Gli Arctic Monkeys hanno fatto il loro inaspettato secondo capolavoro. Così bello, maturo e sofisticato nell'esercizio di stili da rendere giustificabile anche il male che Richard Hawley da una parte, Josh Homme dall'altra, sembravano aver procurato loro dopo il debutto. L'America da luogo di esplorazione si trasforma in terra di adozione (
One For The Road e
Fireside). Là è inciso; la produzione è perfetta: il basso di Nick O'Malley in primissimo piano (
Do I Wanna Know?), la ritmica di Matt Helders quella della band che stampava magliette con l'immagine di una batteria (
R U Mine?). Qualcuno scrive che le chitarre son calate. In
Arabella (la migliore) Jamie Cook suona come se Iommi fosse entrato negli Zeppelin.

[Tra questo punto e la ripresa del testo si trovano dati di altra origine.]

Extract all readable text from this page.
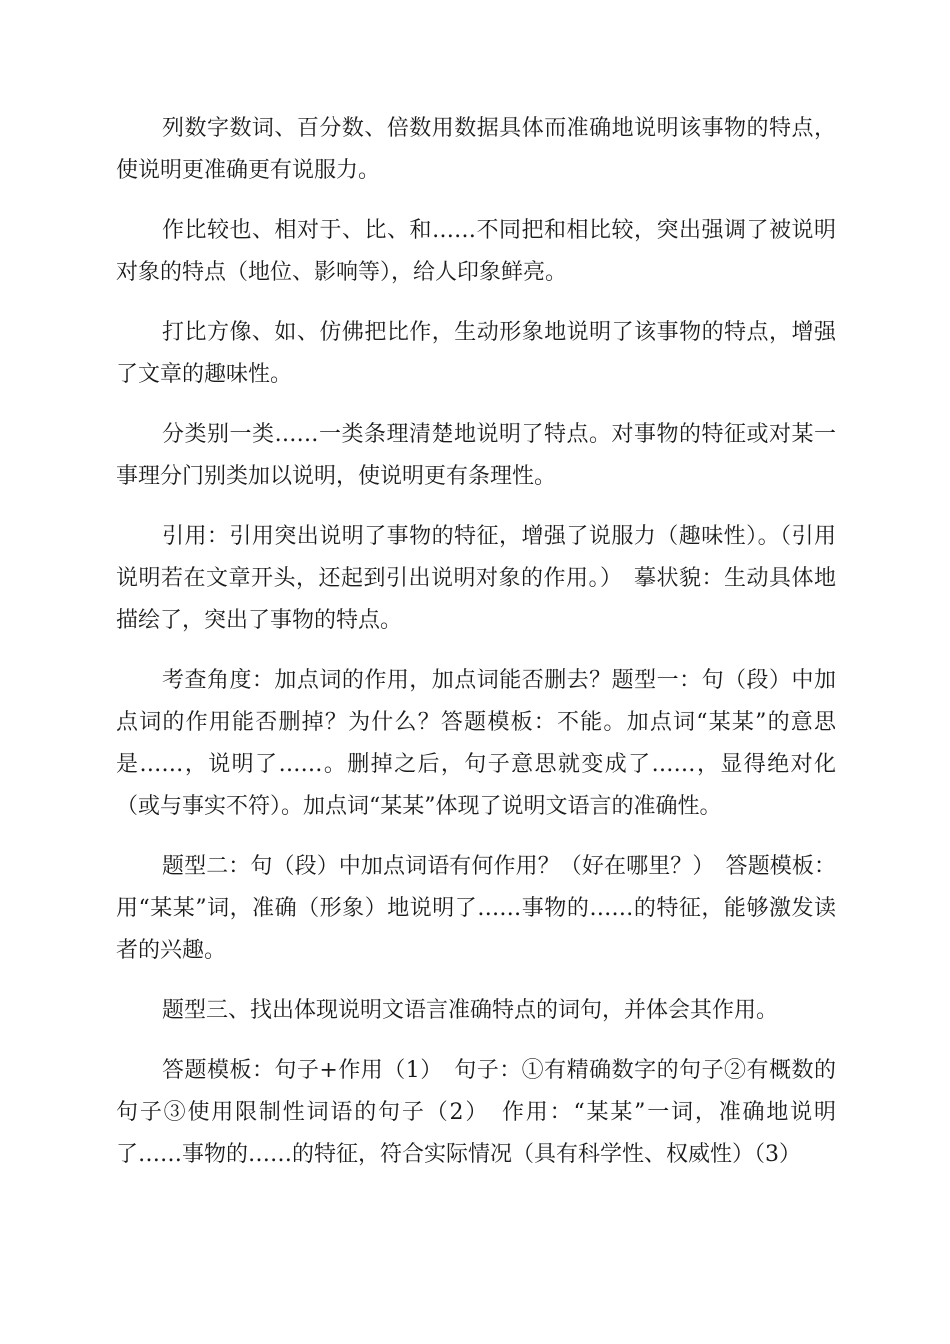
列数字数词、百分数、倍数用数据具体而准确地说明该事物的特点，使说明更准确更有说服力。

作比较也、相对于、比、和……不同把和相比较，突出强调了被说明对象的特点（地位、影响等），给人印象鲜亮。

打比方像、如、仿佛把比作，生动形象地说明了该事物的特点，增强了文章的趣味性。

分类别一类……一类条理清楚地说明了特点。对事物的特征或对某一事理分门别类加以说明，使说明更有条理性。

引用：引用突出说明了事物的特征，增强了说服力（趣味性）。（引用说明若在文章开头，还起到引出说明对象的作用。）　摹状貌：生动具体地描绘了，突出了事物的特点。

考查角度：加点词的作用，加点词能否删去？题型一：句（段）中加点词的作用能否删掉？为什么？答题模板：不能。加点词“某某”的意思是……，说明了……。删掉之后，句子意思就变成了……，显得绝对化（或与事实不符）。加点词“某某”体现了说明文语言的准确性。

题型二：句（段）中加点词语有何作用？（好在哪里？）　答题模板：用“某某”词，准确（形象）地说明了……事物的……的特征，能够激发读者的兴趣。

题型三、找出体现说明文语言准确特点的词句，并体会其作用。

答题模板：句子+作用（1）　句子：①有精确数字的句子②有概数的句子③使用限制性词语的句子（2）　作用：“某某”一词，准确地说明了……事物的……的特征，符合实际情况（具有科学性、权威性）（3）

I Want It All è glam per la festa.
N.1 Party Anthem mostra che Alex Turner ha finalmente superato Hawley e canta diritto verso qualcosa che sta tra gli Smiths e i Blur.
Mad Sounds è il soul che i Primal Scream non possono più,
Snap It Out il rhythm,
Why'd You Only Call Me When You're High? l'hip-hop che i bianchi non devono rappare
. Knee Socks non sono neanche gli Arctics.
I Wanna Be Yours resterà!
"AM" è un disco straordinario, la responsabilità della sopravvivenza del rock britannico contemporaneo è qui.
D'ora in poi per gli Arctic Monkeys sarà possibile davvero tutto. Anche niente.